IDRMutPred - Help


1. Introduction


IDRMutPred is developed for identifying nsSNVs as disease-associated or neutral in IDRs. Based on 17 optimal features and the training set containing only IDR nsSNVs, we trained IDRMutPred by using LightGBM, XGBoost, and Random Forest, and it outperforms other general predictors when evaluating on testing datasets containing only IDR nsSNVs. IDRMutPred will be valuable in the studies related to intrinsically disordered proteins and/or precision medicine.

2. Predictor Input


IDRMutPred predictor is as below:

  • The job name could be composed by character, digit, underline, vertical bar, dot, and square brackets and its length < 20.
  • Leave an email address for receiving the prediction results. The server will check if you have entered a valid address.
  • As default, IDRMutPred predictor will use LightGBM as default classifier, but user can choose one of three classifier (LightGBM, XGBoost, RandomForest) as backend classifier.
  • Input the list of amino acid substitutions. Substitutions should be provided separately and delimited by line breaks.
  • Input the protein sequences in standard FASTA format. The unnatural amino acids are not allowed. The maximum input is 2 sequences.
  • Click the button “SUBMIT” to submit the job.

The IDRMutPred predictor will take some time to run the job. Before the job complete, the result page will show as following:

3. Predictor Output


When the job is completed, the result page will present as following:

The criteria for determine whether a nsSNV is located in IDR are provided by SPOT-Disorder and DisProt annotations.If the nsSNV is not located in IDR, it would be marked in red.

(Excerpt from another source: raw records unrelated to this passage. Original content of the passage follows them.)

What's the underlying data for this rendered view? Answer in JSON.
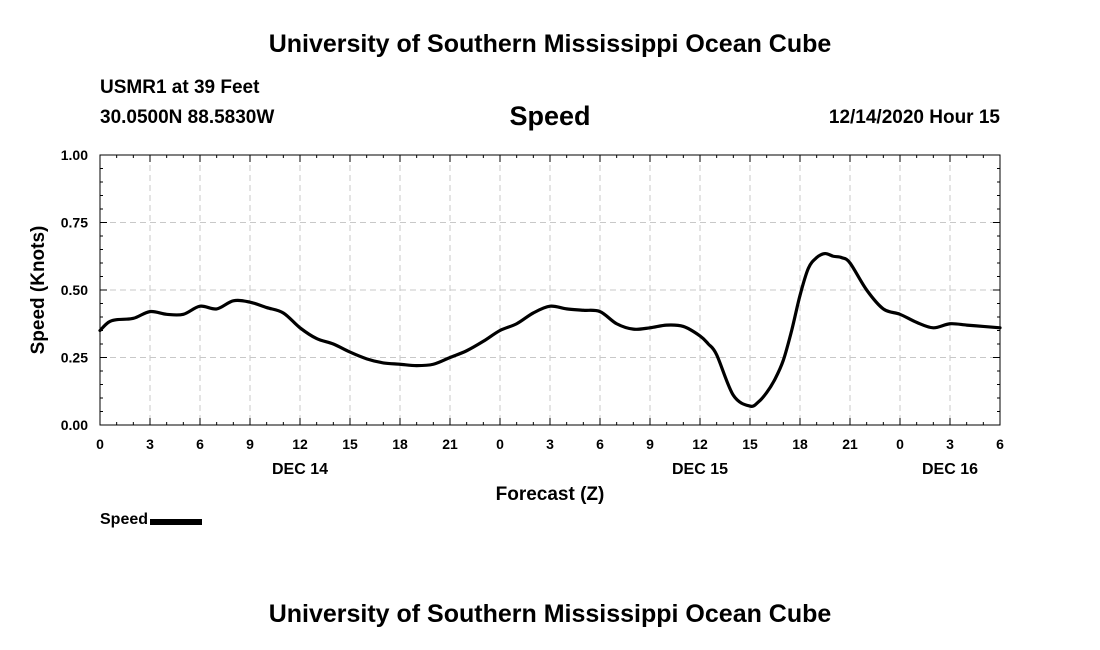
{
  "header": {
    "title_top": "University of Southern Mississippi Ocean Cube",
    "station": "USMR1 at 39 Feet",
    "coords": "30.0500N 88.5830W",
    "chart_title": "Speed",
    "datetime": "12/14/2020 Hour 15"
  },
  "footer": {
    "title_bottom": "University of Southern Mississippi Ocean Cube"
  },
  "legend": {
    "label": "Speed"
  },
  "chart_data": {
    "type": "line",
    "title": "Speed",
    "xlabel": "Forecast (Z)",
    "ylabel": "Speed (Knots)",
    "xlim": [
      0,
      54
    ],
    "ylim": [
      0,
      1.0
    ],
    "grid": true,
    "y_ticks": [
      0.0,
      0.25,
      0.5,
      0.75,
      1.0
    ],
    "y_tick_labels": [
      "0.00",
      "0.25",
      "0.50",
      "0.75",
      "1.00"
    ],
    "x_ticks": [
      0,
      3,
      6,
      9,
      12,
      15,
      18,
      21,
      24,
      27,
      30,
      33,
      36,
      39,
      42,
      45,
      48,
      51,
      54
    ],
    "x_tick_labels": [
      "0",
      "3",
      "6",
      "9",
      "12",
      "15",
      "18",
      "21",
      "0",
      "3",
      "6",
      "9",
      "12",
      "15",
      "18",
      "21",
      "0",
      "3",
      "6"
    ],
    "date_labels": [
      {
        "x": 12,
        "label": "DEC 14"
      },
      {
        "x": 36,
        "label": "DEC 15"
      },
      {
        "x": 51,
        "label": "DEC 16"
      }
    ],
    "series": [
      {
        "name": "Speed",
        "color": "#000000",
        "x": [
          0,
          0.5,
          1,
          2,
          3,
          4,
          5,
          6,
          7,
          8,
          9,
          10,
          11,
          12,
          13,
          14,
          15,
          16,
          17,
          18,
          19,
          20,
          21,
          22,
          23,
          24,
          25,
          26,
          27,
          28,
          29,
          30,
          31,
          32,
          33,
          34,
          35,
          36,
          36.5,
          37,
          38,
          39,
          39.5,
          40,
          40.5,
          41,
          41.5,
          42,
          42.5,
          43,
          43.5,
          44,
          44.5,
          45,
          46,
          47,
          48,
          49,
          50,
          51,
          52,
          53,
          54
        ],
        "values": [
          0.35,
          0.38,
          0.39,
          0.395,
          0.42,
          0.41,
          0.41,
          0.44,
          0.43,
          0.46,
          0.455,
          0.435,
          0.415,
          0.36,
          0.32,
          0.3,
          0.27,
          0.245,
          0.23,
          0.225,
          0.22,
          0.225,
          0.25,
          0.275,
          0.31,
          0.35,
          0.375,
          0.415,
          0.44,
          0.43,
          0.425,
          0.42,
          0.375,
          0.355,
          0.36,
          0.37,
          0.365,
          0.33,
          0.3,
          0.26,
          0.11,
          0.07,
          0.085,
          0.12,
          0.17,
          0.24,
          0.35,
          0.48,
          0.58,
          0.62,
          0.635,
          0.625,
          0.62,
          0.6,
          0.5,
          0.43,
          0.41,
          0.38,
          0.36,
          0.375,
          0.37,
          0.365,
          0.36
        ]
      }
    ]
  }
}
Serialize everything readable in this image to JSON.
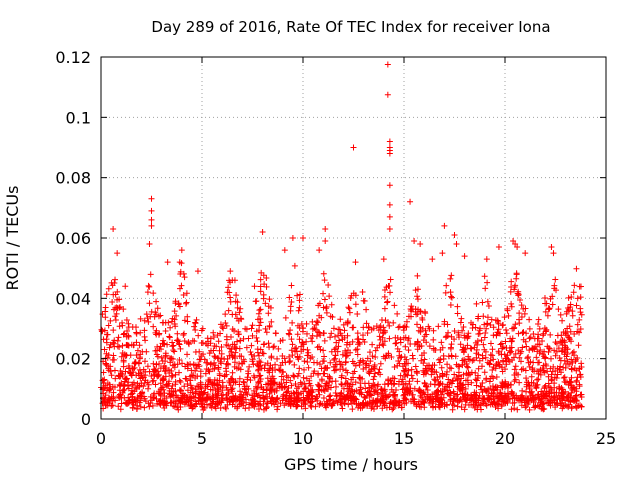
{
  "chart_data": {
    "type": "scatter",
    "title": "Day 289 of 2016, Rate Of TEC Index for receiver Iona",
    "xlabel": "GPS time / hours",
    "ylabel": "ROTI / TECUs",
    "xlim": [
      0,
      25
    ],
    "ylim": [
      0,
      0.12
    ],
    "xticks": [
      "0",
      "5",
      "10",
      "15",
      "20",
      "25"
    ],
    "xtick_values": [
      0,
      5,
      10,
      15,
      20,
      25
    ],
    "yticks": [
      "0",
      "0.02",
      "0.04",
      "0.06",
      "0.08",
      "0.1",
      "0.12"
    ],
    "ytick_values": [
      0,
      0.02,
      0.04,
      0.06,
      0.08,
      0.1,
      0.12
    ],
    "grid": true,
    "marker": "+",
    "color": "#ff0000",
    "series": [
      {
        "name": "ROTI",
        "description": "Dense scatter of ROTI values from 0.0 to 23.8 hours; most values between 0.005 and 0.03 TECU/min with periodic spikes to ~0.05; notable outliers listed below.",
        "points": [
          [
            0.6,
            0.063
          ],
          [
            0.8,
            0.055
          ],
          [
            1.2,
            0.044
          ],
          [
            2.5,
            0.073
          ],
          [
            2.5,
            0.069
          ],
          [
            2.5,
            0.066
          ],
          [
            2.5,
            0.064
          ],
          [
            2.4,
            0.058
          ],
          [
            3.3,
            0.052
          ],
          [
            3.9,
            0.052
          ],
          [
            4.0,
            0.056
          ],
          [
            4.8,
            0.049
          ],
          [
            6.4,
            0.049
          ],
          [
            6.5,
            0.046
          ],
          [
            7.6,
            0.044
          ],
          [
            8.0,
            0.062
          ],
          [
            9.1,
            0.056
          ],
          [
            9.5,
            0.06
          ],
          [
            10.0,
            0.06
          ],
          [
            10.8,
            0.056
          ],
          [
            11.1,
            0.063
          ],
          [
            11.1,
            0.059
          ],
          [
            12.5,
            0.09
          ],
          [
            12.6,
            0.052
          ],
          [
            14.2,
            0.1175
          ],
          [
            14.2,
            0.1075
          ],
          [
            14.3,
            0.092
          ],
          [
            14.3,
            0.09
          ],
          [
            14.3,
            0.089
          ],
          [
            14.3,
            0.088
          ],
          [
            14.3,
            0.0775
          ],
          [
            14.3,
            0.071
          ],
          [
            14.3,
            0.067
          ],
          [
            14.3,
            0.063
          ],
          [
            14.0,
            0.053
          ],
          [
            15.3,
            0.072
          ],
          [
            15.5,
            0.059
          ],
          [
            15.8,
            0.058
          ],
          [
            16.4,
            0.053
          ],
          [
            16.9,
            0.055
          ],
          [
            17.0,
            0.064
          ],
          [
            17.5,
            0.061
          ],
          [
            17.6,
            0.058
          ],
          [
            18.0,
            0.054
          ],
          [
            19.1,
            0.053
          ],
          [
            19.7,
            0.057
          ],
          [
            20.4,
            0.059
          ],
          [
            20.5,
            0.058
          ],
          [
            20.6,
            0.057
          ],
          [
            21.0,
            0.055
          ],
          [
            22.3,
            0.057
          ],
          [
            22.4,
            0.055
          ],
          [
            23.4,
            0.042
          ],
          [
            23.6,
            0.04
          ]
        ],
        "dense_band": {
          "x_range": [
            0.0,
            23.8
          ],
          "y_low": 0.003,
          "y_typical_high": 0.03,
          "y_burst_high": 0.05
        }
      }
    ]
  }
}
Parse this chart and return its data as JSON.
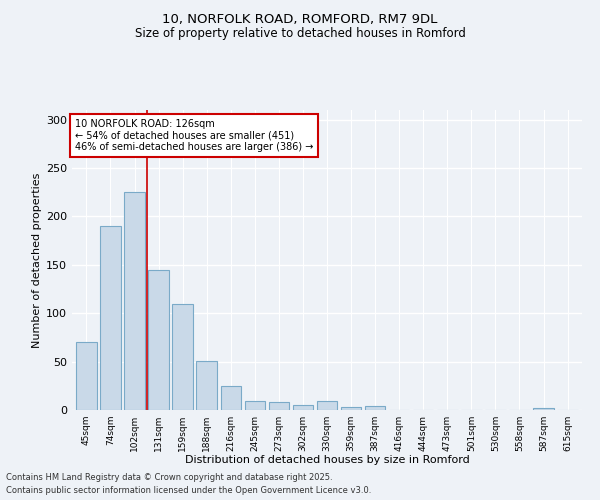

If your're sure this nsSNV located in IDR, please click button to show the result:

4. Citation


Zhou, J. B., Xiong, Y., An, K., Ye, Z. Q., & Wu, Y. D. (2020). IDRMutPred: predicting disease-associated germline nonsynonymous single nucleotide variants (nsSNVs) in intrinsically disordered regions. Bioinformatics.

5. What's new


September 15, 2019: Initial version of web server is released now! Welcome feedback.

September 25, 2019: Now users can download standalone package of IDRMutPred.

June 21, 2020: Now users can download docker image of standalone package.